Apollo Micro Systems manufactures ruggedised electronics and electromechanical solutions for defence, space, and homeland-security systems. In 2025, its share price surged about 180% as the firm secured large contracts and evolved from a component supplier to an integrated OEM. Media reports said the company delivered double-digit profit growth, complemented by better working-capital efficiency. The sector's structural push-from 'Make in India' to export potential-became a growth engine for this company. Execution mattered: contract wins, margin improvement, and strategic clarity combined to power the rise.
Axiscades works in advanced engineering services across aerospace, defence, drones and automation. In 2025, the stock returned more than 150 percent as investor focus shifted towards India's role as a trusted defence partner and manufacturing hub. Management indicated its intention to rebalance revenue mix toward high-margin product business (drones & counter-drone systems) from services. With a five-year CAGR target of about 25–40 percent in its core verticals, the company earned market attention. Key takeaway: A clear model for non-linear growth can propel mid-cap stocks into the multibagger category.
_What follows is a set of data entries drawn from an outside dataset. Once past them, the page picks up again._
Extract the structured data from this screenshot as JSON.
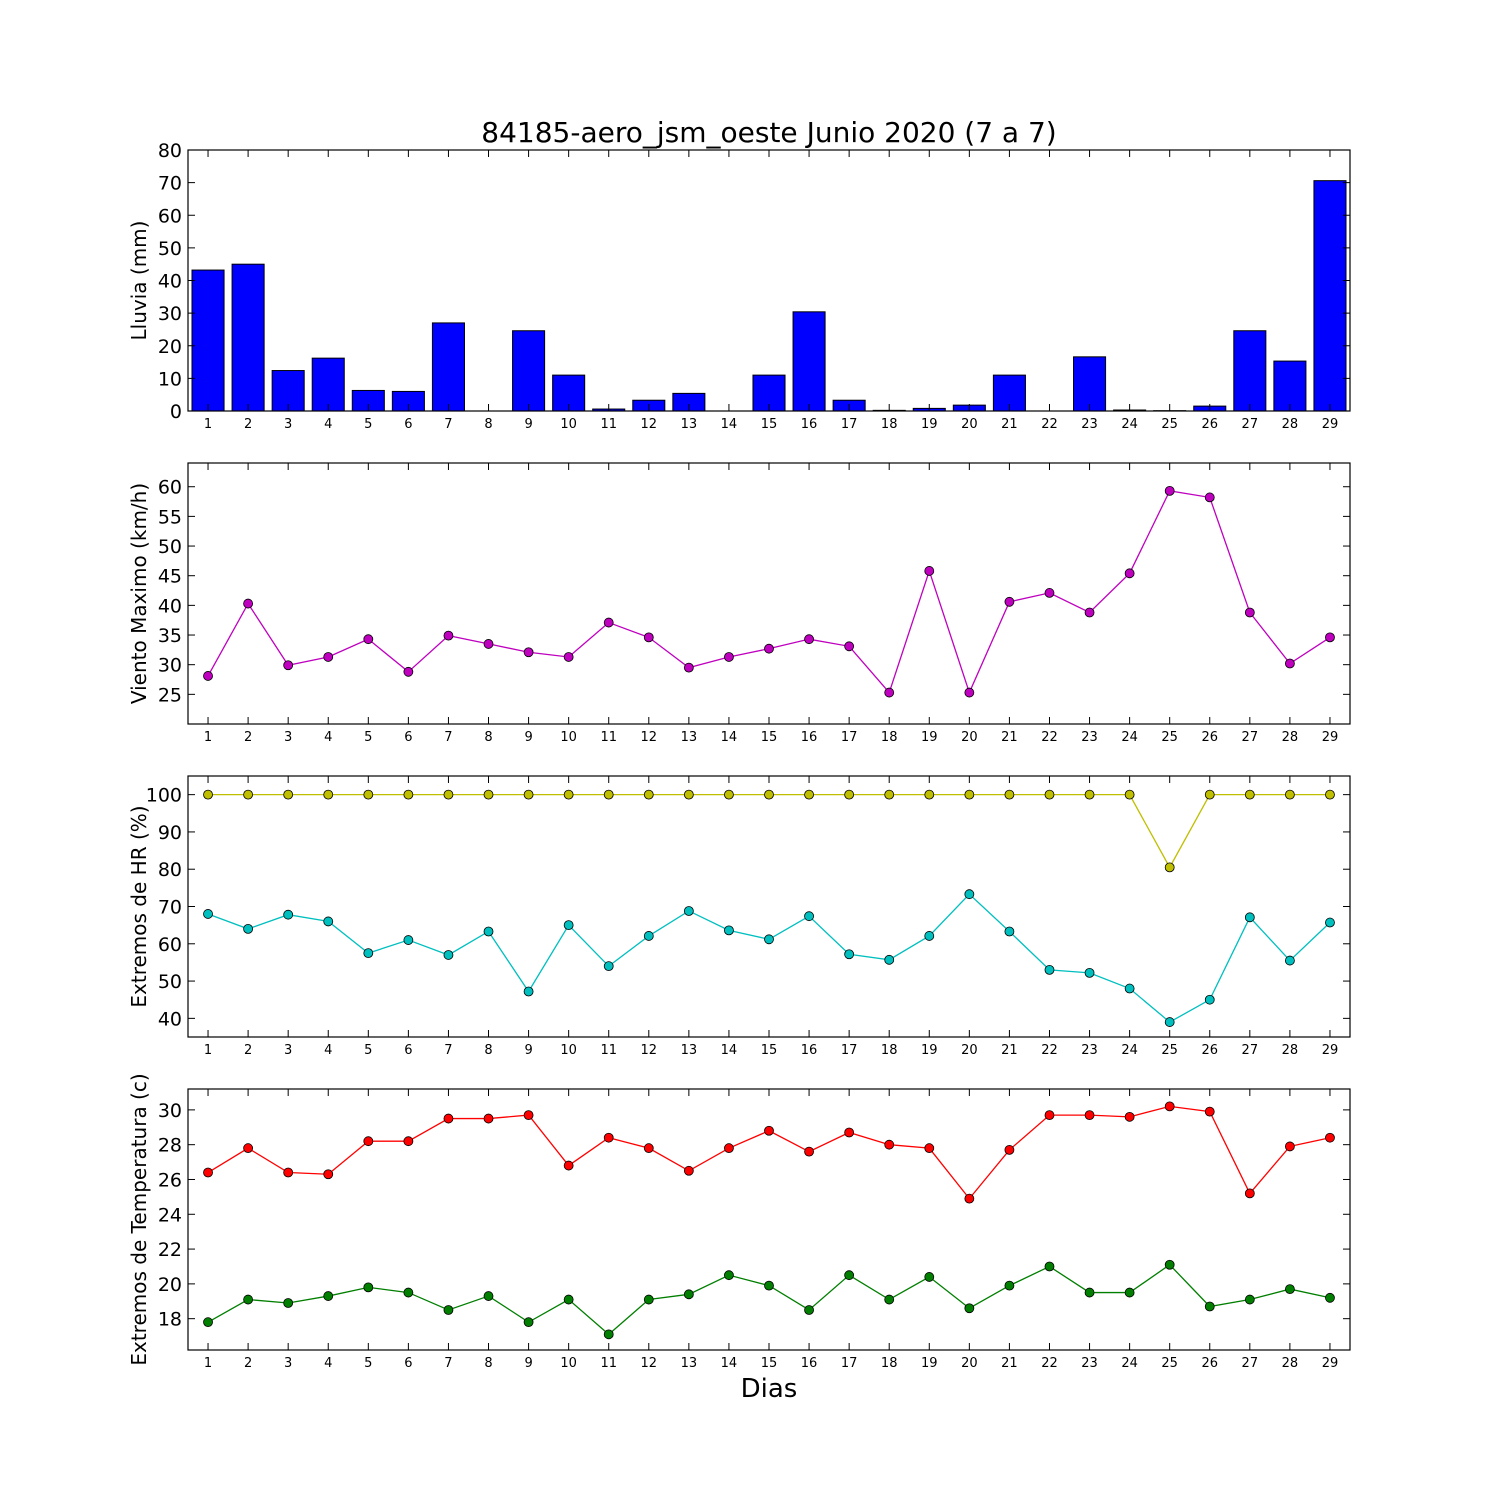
{
  "title": "84185-aero_jsm_oeste Junio 2020  (7 a 7)",
  "xlabel": "Dias",
  "chart_data": [
    {
      "type": "bar",
      "ylabel": "Lluvia (mm)",
      "ylim": [
        0,
        80
      ],
      "yticks": [
        0,
        10,
        20,
        30,
        40,
        50,
        60,
        70,
        80
      ],
      "categories": [
        1,
        2,
        3,
        4,
        5,
        6,
        7,
        8,
        9,
        10,
        11,
        12,
        13,
        14,
        15,
        16,
        17,
        18,
        19,
        20,
        21,
        22,
        23,
        24,
        25,
        26,
        27,
        28,
        29
      ],
      "series": [
        {
          "color": "#0000ff",
          "values": [
            43.2,
            45.0,
            12.4,
            16.2,
            6.3,
            6.0,
            27.0,
            0.0,
            24.6,
            11.0,
            0.6,
            3.3,
            5.4,
            0.0,
            11.0,
            30.4,
            3.3,
            0.2,
            0.8,
            1.8,
            11.0,
            0.0,
            16.6,
            0.3,
            0.1,
            1.5,
            24.6,
            15.3,
            70.6
          ]
        }
      ]
    },
    {
      "type": "line",
      "ylabel": "Viento Maximo (km/h)",
      "ylim": [
        20,
        64
      ],
      "yticks": [
        25,
        30,
        35,
        40,
        45,
        50,
        55,
        60
      ],
      "categories": [
        1,
        2,
        3,
        4,
        5,
        6,
        7,
        8,
        9,
        10,
        11,
        12,
        13,
        14,
        15,
        16,
        17,
        18,
        19,
        20,
        21,
        22,
        23,
        24,
        25,
        26,
        27,
        28,
        29
      ],
      "series": [
        {
          "color": "#bf00bf",
          "values": [
            28.1,
            40.3,
            29.9,
            31.3,
            34.3,
            28.8,
            34.9,
            33.5,
            32.1,
            31.3,
            37.1,
            34.6,
            29.5,
            31.3,
            32.7,
            34.3,
            33.1,
            25.3,
            45.8,
            25.3,
            40.6,
            42.1,
            38.8,
            45.4,
            59.3,
            58.2,
            38.8,
            30.2,
            34.6
          ]
        }
      ]
    },
    {
      "type": "line",
      "ylabel": "Extremos de HR (%)",
      "ylim": [
        35,
        105
      ],
      "yticks": [
        40,
        50,
        60,
        70,
        80,
        90,
        100
      ],
      "categories": [
        1,
        2,
        3,
        4,
        5,
        6,
        7,
        8,
        9,
        10,
        11,
        12,
        13,
        14,
        15,
        16,
        17,
        18,
        19,
        20,
        21,
        22,
        23,
        24,
        25,
        26,
        27,
        28,
        29
      ],
      "series": [
        {
          "color": "#bfbf00",
          "values": [
            100,
            100,
            100,
            100,
            100,
            100,
            100,
            100,
            100,
            100,
            100,
            100,
            100,
            100,
            100,
            100,
            100,
            100,
            100,
            100,
            100,
            100,
            100,
            100,
            80.5,
            100,
            100,
            100,
            100
          ]
        },
        {
          "color": "#00bfbf",
          "values": [
            68.0,
            64.0,
            67.8,
            66.0,
            57.5,
            61.0,
            57.0,
            63.3,
            47.2,
            65.0,
            54.0,
            62.1,
            68.8,
            63.6,
            61.2,
            67.4,
            57.2,
            55.7,
            62.1,
            73.3,
            63.3,
            53.0,
            52.2,
            48.0,
            39.0,
            45.0,
            67.1,
            55.5,
            65.7
          ]
        }
      ]
    },
    {
      "type": "line",
      "ylabel": "Extremos de Temperatura (c)",
      "ylim": [
        16.2,
        31.2
      ],
      "yticks": [
        18,
        20,
        22,
        24,
        26,
        28,
        30
      ],
      "categories": [
        1,
        2,
        3,
        4,
        5,
        6,
        7,
        8,
        9,
        10,
        11,
        12,
        13,
        14,
        15,
        16,
        17,
        18,
        19,
        20,
        21,
        22,
        23,
        24,
        25,
        26,
        27,
        28,
        29
      ],
      "series": [
        {
          "color": "#ff0000",
          "values": [
            26.4,
            27.8,
            26.4,
            26.3,
            28.2,
            28.2,
            29.5,
            29.5,
            29.7,
            26.8,
            28.4,
            27.8,
            26.5,
            27.8,
            28.8,
            27.6,
            28.7,
            28.0,
            27.8,
            24.9,
            27.7,
            29.7,
            29.7,
            29.6,
            30.2,
            29.9,
            25.2,
            27.9,
            28.4
          ]
        },
        {
          "color": "#007f00",
          "values": [
            17.8,
            19.1,
            18.9,
            19.3,
            19.8,
            19.5,
            18.5,
            19.3,
            17.8,
            19.1,
            17.1,
            19.1,
            19.4,
            20.5,
            19.9,
            18.5,
            20.5,
            19.1,
            20.4,
            18.6,
            19.9,
            21.0,
            19.5,
            19.5,
            21.1,
            18.7,
            19.1,
            19.7,
            19.2
          ]
        }
      ]
    }
  ]
}
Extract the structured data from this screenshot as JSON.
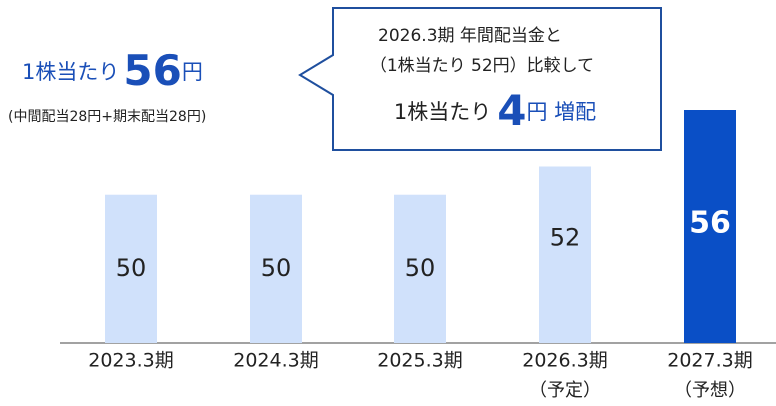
{
  "chart_data": {
    "type": "bar",
    "headline": {
      "prefix": "1株当たり",
      "amount": "56",
      "unit": "円",
      "note": "(中間配当28円+期末配当28円)"
    },
    "callout": {
      "line1": "2026.3期 年間配当金と",
      "line2": "（1株当たり 52円）比較して",
      "prefix": "1株当たり",
      "amount": "4",
      "unit": "円 増配"
    },
    "categories": [
      "2023.3期",
      "2024.3期",
      "2025.3期",
      "2026.3期",
      "2027.3期"
    ],
    "category_notes": [
      null,
      null,
      null,
      "（予定）",
      "（予想）"
    ],
    "values": [
      50,
      50,
      50,
      52,
      56
    ],
    "colors": [
      "#d0e1fb",
      "#d0e1fb",
      "#d0e1fb",
      "#d0e1fb",
      "#0a4fc6"
    ],
    "ylim": [
      39.5,
      56
    ]
  }
}
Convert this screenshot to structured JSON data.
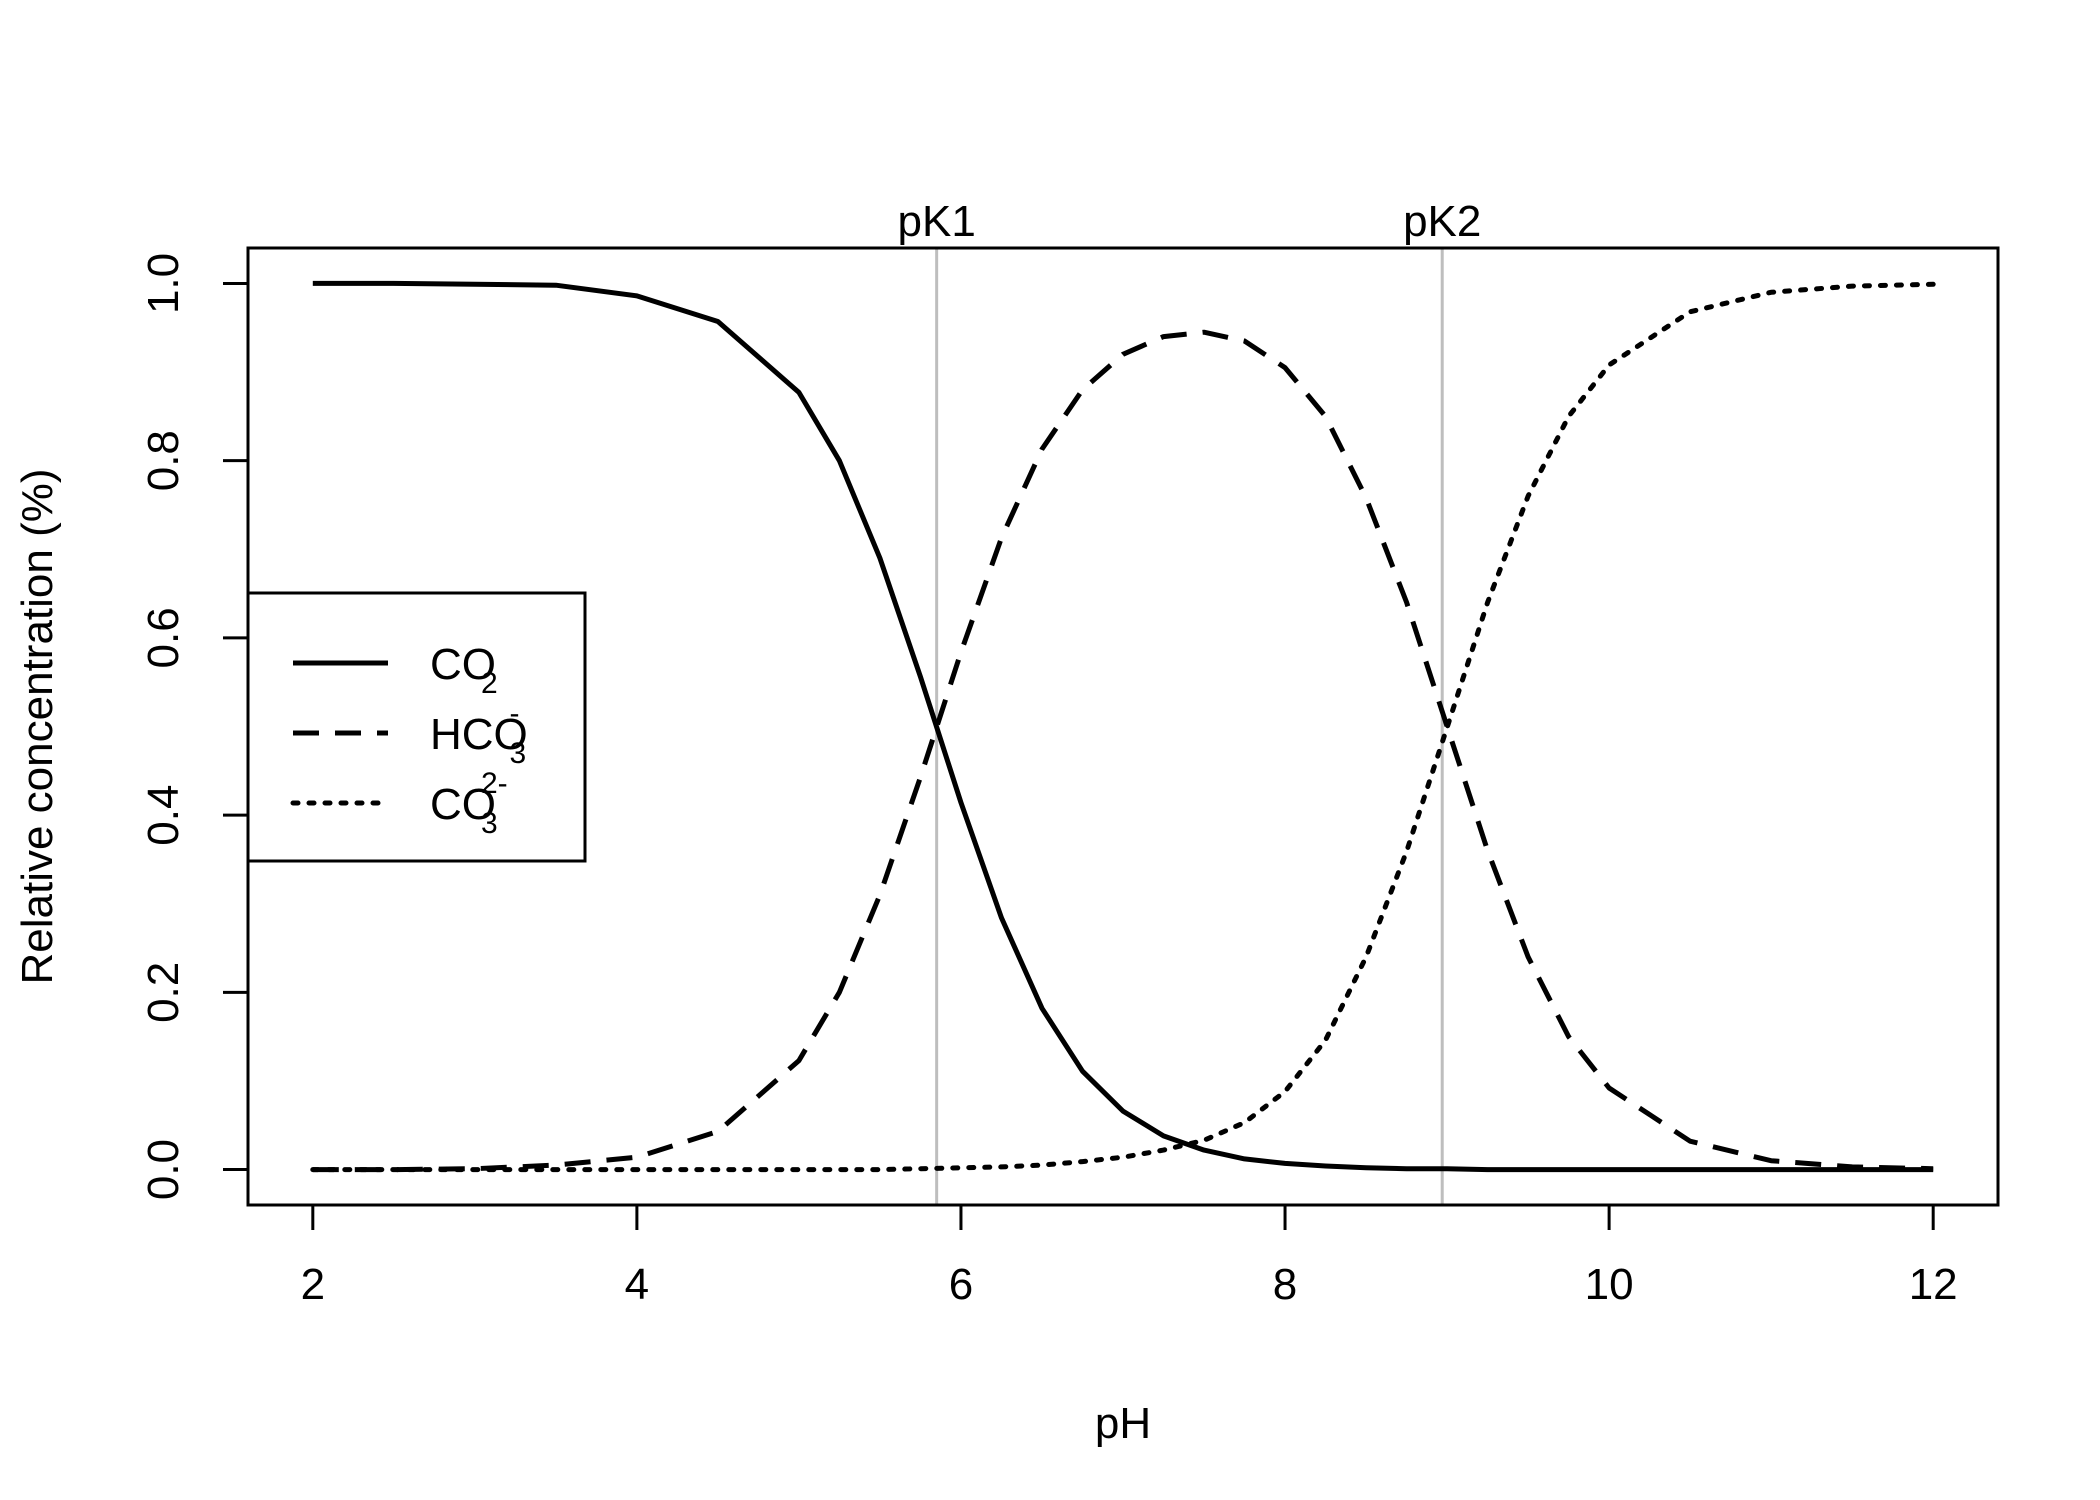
{
  "chart_data": {
    "type": "line",
    "title": "",
    "xlabel": "pH",
    "ylabel": "Relative concentration (%)",
    "xlim": [
      1.6,
      12.4
    ],
    "ylim": [
      -0.04,
      1.04
    ],
    "x_ticks": [
      2,
      4,
      6,
      8,
      10,
      12
    ],
    "y_ticks": [
      0.0,
      0.2,
      0.4,
      0.6,
      0.8,
      1.0
    ],
    "x_tick_labels": [
      "2",
      "4",
      "6",
      "8",
      "10",
      "12"
    ],
    "y_tick_labels": [
      "0.0",
      "0.2",
      "0.4",
      "0.6",
      "0.8",
      "1.0"
    ],
    "grid": false,
    "legend_position": "left",
    "vertical_lines": [
      {
        "label": "pK1",
        "x": 5.85,
        "color": "#bebebe"
      },
      {
        "label": "pK2",
        "x": 8.97,
        "color": "#bebebe"
      }
    ],
    "x": [
      2,
      2.5,
      3,
      3.5,
      4,
      4.5,
      5,
      5.25,
      5.5,
      5.75,
      6,
      6.25,
      6.5,
      6.75,
      7,
      7.25,
      7.5,
      7.75,
      8,
      8.25,
      8.5,
      8.75,
      9,
      9.25,
      9.5,
      9.75,
      10,
      10.5,
      11,
      11.5,
      12
    ],
    "series": [
      {
        "name": "CO₂",
        "base": "CO",
        "sub": "2",
        "sup": "",
        "line_style": "solid",
        "color": "#000000",
        "values": [
          1.0,
          1.0,
          0.999,
          0.998,
          0.986,
          0.957,
          0.877,
          0.8,
          0.69,
          0.556,
          0.414,
          0.284,
          0.182,
          0.111,
          0.066,
          0.038,
          0.022,
          0.012,
          0.007,
          0.004,
          0.002,
          0.001,
          0.001,
          0.0,
          0.0,
          0.0,
          0.0,
          0.0,
          0.0,
          0.0,
          0.0
        ]
      },
      {
        "name": "HCO₃⁻",
        "base": "HCO",
        "sub": "3",
        "sup": "-",
        "line_style": "dashed",
        "color": "#000000",
        "values": [
          0.0,
          0.0,
          0.001,
          0.005,
          0.014,
          0.043,
          0.123,
          0.2,
          0.31,
          0.443,
          0.584,
          0.713,
          0.813,
          0.88,
          0.92,
          0.94,
          0.945,
          0.935,
          0.905,
          0.85,
          0.758,
          0.64,
          0.5,
          0.36,
          0.24,
          0.15,
          0.092,
          0.032,
          0.01,
          0.003,
          0.001
        ]
      },
      {
        "name": "CO₃²⁻",
        "base": "CO",
        "sub": "3",
        "sup": "2-",
        "line_style": "dotted",
        "color": "#000000",
        "values": [
          0.0,
          0.0,
          0.0,
          0.0,
          0.0,
          0.0,
          0.0,
          0.0,
          0.0,
          0.001,
          0.002,
          0.003,
          0.005,
          0.009,
          0.014,
          0.022,
          0.033,
          0.053,
          0.088,
          0.146,
          0.24,
          0.359,
          0.499,
          0.64,
          0.76,
          0.85,
          0.908,
          0.968,
          0.99,
          0.997,
          0.999
        ]
      }
    ]
  }
}
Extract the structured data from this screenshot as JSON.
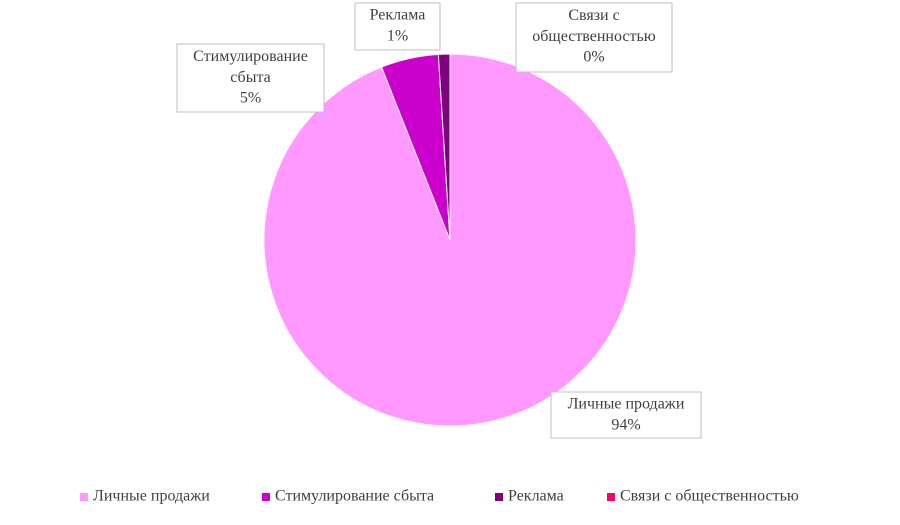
{
  "chart_data": {
    "type": "pie",
    "categories": [
      "Личные продажи",
      "Стимулирование сбыта",
      "Реклама",
      "Связи с общественностью"
    ],
    "values": [
      94,
      5,
      1,
      0
    ],
    "value_labels": [
      "94%",
      "5%",
      "1%",
      "0%"
    ],
    "colors": [
      "#ff99ff",
      "#cc00cc",
      "#800080",
      "#ff0066"
    ],
    "legend": "bottom"
  }
}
Till 2025, Indokem remained a relatively unknown player in the specialty-chemicals space. For years, the share price showed nil response, only to bounce from around ₹100 to over ₹500—a gain of more than 400 percent—on the back of improved operating efficiency, increased exports, and debt reduction. That represented a shift for the niche chemicals sector-from cyclical to structural-and Indokem had caught that shift. Such rallies underline how turnaround stories, backed by solid numbers and sector tailwinds, qualify as multibaggers.
The surprise was there for all to see when the stock jumped from around ₹117 in January to over ₹2 000 in September 2025, a gain of over 1 600 percent. This company, with interests in granite, marble and mining, rode the wave of rare-earth attention and export demand while interest in small-cap breakout stories surged. Returns like this are extraordinary, but execution risk and liquidity issues are very high. Its rapid rise reflects a sector shift in 2025 and investor appetites for high-risk, high-return stories.
Perhaps the most dramatic story of the year, RRP Semiconductor rallied more than 5,000 percent in 2025 alone, moving from mid-hundreds per share to multiples of thousands. This transformation into electronics and semiconductor manufacturing from a trading-investment firm drove speculative interest in the company. While the fundamentals remain under scrutiny, the surge highlights how thematic alignment can lead to extreme gains, taking semiconductors and the India manufacturing push as examples.
A review of these five stocks throws up some common characteristics. First, each company had structural impetus in their respective sectors: defence electronics, drone systems, speciality chemicals, mining/export, and semiconductors. Second, there were identifiable points of performance inflection: contract wins, export growth, or debt reduction, or business transformation. Third, initial valuations remained modest, with significant re-rating possible. Finally, there was timing: sectors gaining investor favor in 2025—India manufacturing and self-reliance—aligned with company narratives.
As attractive as multibagger stocks are, the reality is these stocks come with higher risks. The rapid price appreciation often stretches the valuations to unsustainable levels and eventually thins out the liquidity, making exits tough. Many of such companies operate in the small-cap or mid-cap universe, where governance or execution standards could be weaker. More importantly, the past returns are not indicative of future performance. Investors should look at the potential upside versus their risk appetite and refrain from blindly chasing last year's winners. Their core portfolio should be grounded in diversified and stable holdings.
These five stocks above are perfect representatives of the multibagger phenomenon in 2025, when sectoral tailwinds combined with execution inflection and market recognition to return upwards of 100% or more in mere months. While these stories are great to hear, they also remind us that timing, discipline, and fundamental analysis are what truly matter, rather than excitement. For those searching for the next multibagger, the ideal outcome is merely the appreciation of a process: one that involves recognizing structural change, validating execution, and managing risk. Multibaggers will keep coming, but sustaining the wealth creation requires lots of patience, prudence, and perspective.